As sustainability efforts continue to grab headlines across a range sectors, we shouldn’t limit those efforts just to industries like renewable energy. As the shelf life of skills shrinks and the durability of degrees declines, individuals are under increasing pressure to move beyond a one-and-done approach to learning. Yet our national investments in education and training still reflect an era when workers learned skills that could last a lifetime.

A new approach to funding education, however, could enable the creation of renewable learning funds: sustainable resources that can support learners in getting the workforce training they need year after year. Renewable learning funds would leverage investments in workforce development to create evergreen funds that recycle prior outlays to fund future adult learners to get the training they need. What’s exciting is that debt would not have to power these funds. Income Share Agreements (ISAs) could.

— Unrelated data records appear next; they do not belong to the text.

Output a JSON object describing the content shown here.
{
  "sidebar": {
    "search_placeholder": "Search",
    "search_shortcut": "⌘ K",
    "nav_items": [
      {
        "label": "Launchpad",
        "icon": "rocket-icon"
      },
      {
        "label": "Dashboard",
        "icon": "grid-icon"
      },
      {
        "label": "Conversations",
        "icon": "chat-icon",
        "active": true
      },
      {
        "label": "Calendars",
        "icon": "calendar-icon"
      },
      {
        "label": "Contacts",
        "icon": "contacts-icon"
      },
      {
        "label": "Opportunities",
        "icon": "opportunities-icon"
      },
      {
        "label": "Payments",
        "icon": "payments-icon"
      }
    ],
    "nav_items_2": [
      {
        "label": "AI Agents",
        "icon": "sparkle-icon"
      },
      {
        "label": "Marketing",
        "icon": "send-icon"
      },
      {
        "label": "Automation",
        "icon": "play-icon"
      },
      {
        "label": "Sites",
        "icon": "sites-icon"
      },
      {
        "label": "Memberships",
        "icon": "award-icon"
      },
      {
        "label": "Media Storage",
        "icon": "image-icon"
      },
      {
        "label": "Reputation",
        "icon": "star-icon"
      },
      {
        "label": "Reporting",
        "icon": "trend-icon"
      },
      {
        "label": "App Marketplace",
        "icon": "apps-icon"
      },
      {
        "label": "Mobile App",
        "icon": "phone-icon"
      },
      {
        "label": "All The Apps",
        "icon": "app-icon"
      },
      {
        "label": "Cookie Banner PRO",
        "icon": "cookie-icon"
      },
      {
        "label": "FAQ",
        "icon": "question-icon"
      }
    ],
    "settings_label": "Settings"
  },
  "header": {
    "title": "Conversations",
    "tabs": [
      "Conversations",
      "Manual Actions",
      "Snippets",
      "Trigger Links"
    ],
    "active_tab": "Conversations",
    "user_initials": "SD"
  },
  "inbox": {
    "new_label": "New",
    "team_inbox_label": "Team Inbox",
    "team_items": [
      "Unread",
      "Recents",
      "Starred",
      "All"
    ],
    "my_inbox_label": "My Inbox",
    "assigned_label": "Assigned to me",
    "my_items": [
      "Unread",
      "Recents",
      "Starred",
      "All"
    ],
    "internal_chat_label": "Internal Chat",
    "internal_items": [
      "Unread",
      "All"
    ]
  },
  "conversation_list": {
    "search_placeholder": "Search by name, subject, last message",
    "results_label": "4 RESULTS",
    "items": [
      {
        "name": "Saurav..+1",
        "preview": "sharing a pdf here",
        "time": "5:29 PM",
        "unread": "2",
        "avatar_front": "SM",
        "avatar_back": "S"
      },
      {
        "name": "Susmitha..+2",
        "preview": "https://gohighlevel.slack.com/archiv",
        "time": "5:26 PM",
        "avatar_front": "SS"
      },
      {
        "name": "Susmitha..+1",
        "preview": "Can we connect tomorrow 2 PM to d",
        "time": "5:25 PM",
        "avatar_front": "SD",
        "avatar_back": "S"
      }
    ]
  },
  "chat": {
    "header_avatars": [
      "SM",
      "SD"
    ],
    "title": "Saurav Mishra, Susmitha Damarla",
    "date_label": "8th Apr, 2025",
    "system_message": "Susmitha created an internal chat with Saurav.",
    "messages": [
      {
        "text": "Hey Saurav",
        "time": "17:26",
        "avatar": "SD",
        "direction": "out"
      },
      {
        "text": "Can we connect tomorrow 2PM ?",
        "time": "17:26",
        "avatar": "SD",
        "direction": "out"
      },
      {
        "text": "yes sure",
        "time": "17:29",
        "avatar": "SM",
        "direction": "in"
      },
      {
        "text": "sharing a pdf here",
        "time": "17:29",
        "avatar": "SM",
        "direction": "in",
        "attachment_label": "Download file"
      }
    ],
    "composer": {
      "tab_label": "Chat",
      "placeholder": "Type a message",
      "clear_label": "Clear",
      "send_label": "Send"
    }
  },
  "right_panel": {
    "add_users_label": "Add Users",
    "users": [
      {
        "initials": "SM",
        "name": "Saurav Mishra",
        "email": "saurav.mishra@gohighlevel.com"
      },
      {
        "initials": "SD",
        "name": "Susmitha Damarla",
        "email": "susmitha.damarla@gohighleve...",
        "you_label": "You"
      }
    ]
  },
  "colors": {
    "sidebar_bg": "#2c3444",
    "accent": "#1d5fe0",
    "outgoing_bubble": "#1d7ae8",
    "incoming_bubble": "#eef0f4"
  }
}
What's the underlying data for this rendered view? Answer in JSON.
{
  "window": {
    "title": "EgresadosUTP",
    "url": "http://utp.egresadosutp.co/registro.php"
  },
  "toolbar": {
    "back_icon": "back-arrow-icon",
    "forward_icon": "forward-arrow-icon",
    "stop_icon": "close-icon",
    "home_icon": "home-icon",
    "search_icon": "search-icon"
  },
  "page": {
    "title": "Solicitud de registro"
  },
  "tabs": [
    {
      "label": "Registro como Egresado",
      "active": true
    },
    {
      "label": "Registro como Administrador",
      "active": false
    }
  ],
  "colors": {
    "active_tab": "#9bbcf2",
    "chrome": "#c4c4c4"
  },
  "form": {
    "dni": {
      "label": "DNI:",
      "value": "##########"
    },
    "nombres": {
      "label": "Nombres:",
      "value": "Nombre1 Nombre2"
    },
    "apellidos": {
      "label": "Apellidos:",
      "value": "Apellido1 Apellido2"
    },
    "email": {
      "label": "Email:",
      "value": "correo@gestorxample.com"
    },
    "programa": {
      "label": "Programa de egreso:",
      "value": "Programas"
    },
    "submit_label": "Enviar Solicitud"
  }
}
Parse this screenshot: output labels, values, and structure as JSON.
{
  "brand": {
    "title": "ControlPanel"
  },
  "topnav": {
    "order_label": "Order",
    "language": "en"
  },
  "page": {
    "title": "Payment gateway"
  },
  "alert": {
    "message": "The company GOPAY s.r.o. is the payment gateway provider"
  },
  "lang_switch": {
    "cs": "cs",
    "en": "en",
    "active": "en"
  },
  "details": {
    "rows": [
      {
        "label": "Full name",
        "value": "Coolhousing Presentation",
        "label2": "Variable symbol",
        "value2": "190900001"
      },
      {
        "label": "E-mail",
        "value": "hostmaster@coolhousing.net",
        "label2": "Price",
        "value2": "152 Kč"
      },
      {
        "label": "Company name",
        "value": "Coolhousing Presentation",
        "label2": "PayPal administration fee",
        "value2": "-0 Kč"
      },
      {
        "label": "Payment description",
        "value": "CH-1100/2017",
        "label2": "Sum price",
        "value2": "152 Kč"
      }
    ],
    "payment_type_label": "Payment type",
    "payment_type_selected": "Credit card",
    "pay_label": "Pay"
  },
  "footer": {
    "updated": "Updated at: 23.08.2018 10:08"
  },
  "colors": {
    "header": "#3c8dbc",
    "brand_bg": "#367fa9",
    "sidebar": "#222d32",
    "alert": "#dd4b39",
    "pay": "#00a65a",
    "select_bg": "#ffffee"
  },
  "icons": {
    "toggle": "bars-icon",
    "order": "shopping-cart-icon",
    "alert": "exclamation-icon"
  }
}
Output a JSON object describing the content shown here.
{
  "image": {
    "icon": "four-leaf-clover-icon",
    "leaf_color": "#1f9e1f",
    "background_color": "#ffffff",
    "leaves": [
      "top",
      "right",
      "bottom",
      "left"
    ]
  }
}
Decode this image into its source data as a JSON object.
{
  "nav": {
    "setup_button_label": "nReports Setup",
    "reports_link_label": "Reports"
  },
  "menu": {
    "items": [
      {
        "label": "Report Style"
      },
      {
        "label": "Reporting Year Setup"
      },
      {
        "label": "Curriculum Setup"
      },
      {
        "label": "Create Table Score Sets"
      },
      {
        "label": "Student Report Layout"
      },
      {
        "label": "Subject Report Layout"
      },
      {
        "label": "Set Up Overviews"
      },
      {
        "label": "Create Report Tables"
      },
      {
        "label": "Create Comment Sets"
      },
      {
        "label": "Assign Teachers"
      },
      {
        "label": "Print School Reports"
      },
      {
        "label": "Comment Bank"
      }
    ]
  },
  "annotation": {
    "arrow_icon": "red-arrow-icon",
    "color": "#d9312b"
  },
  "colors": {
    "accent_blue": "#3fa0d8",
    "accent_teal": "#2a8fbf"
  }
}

ISAs work by collecting a set percentage of a learner’s future income, as opposed to putting a student into debt. Through ISAs, there are a variety of ways a foundation or local or state government could create a renewable learning fund. A structure of this sort would overcome one of the major limitations of inadequate workforce development funding by creating a sustainable funding model that aligns the needs of regional labor markets and helps close the skills gap.

At its core, ISAs and the renewable learning funds that they enable are about making good on the promise of education and training by creating more viable—and sustainable—pathways to economic and social mobility.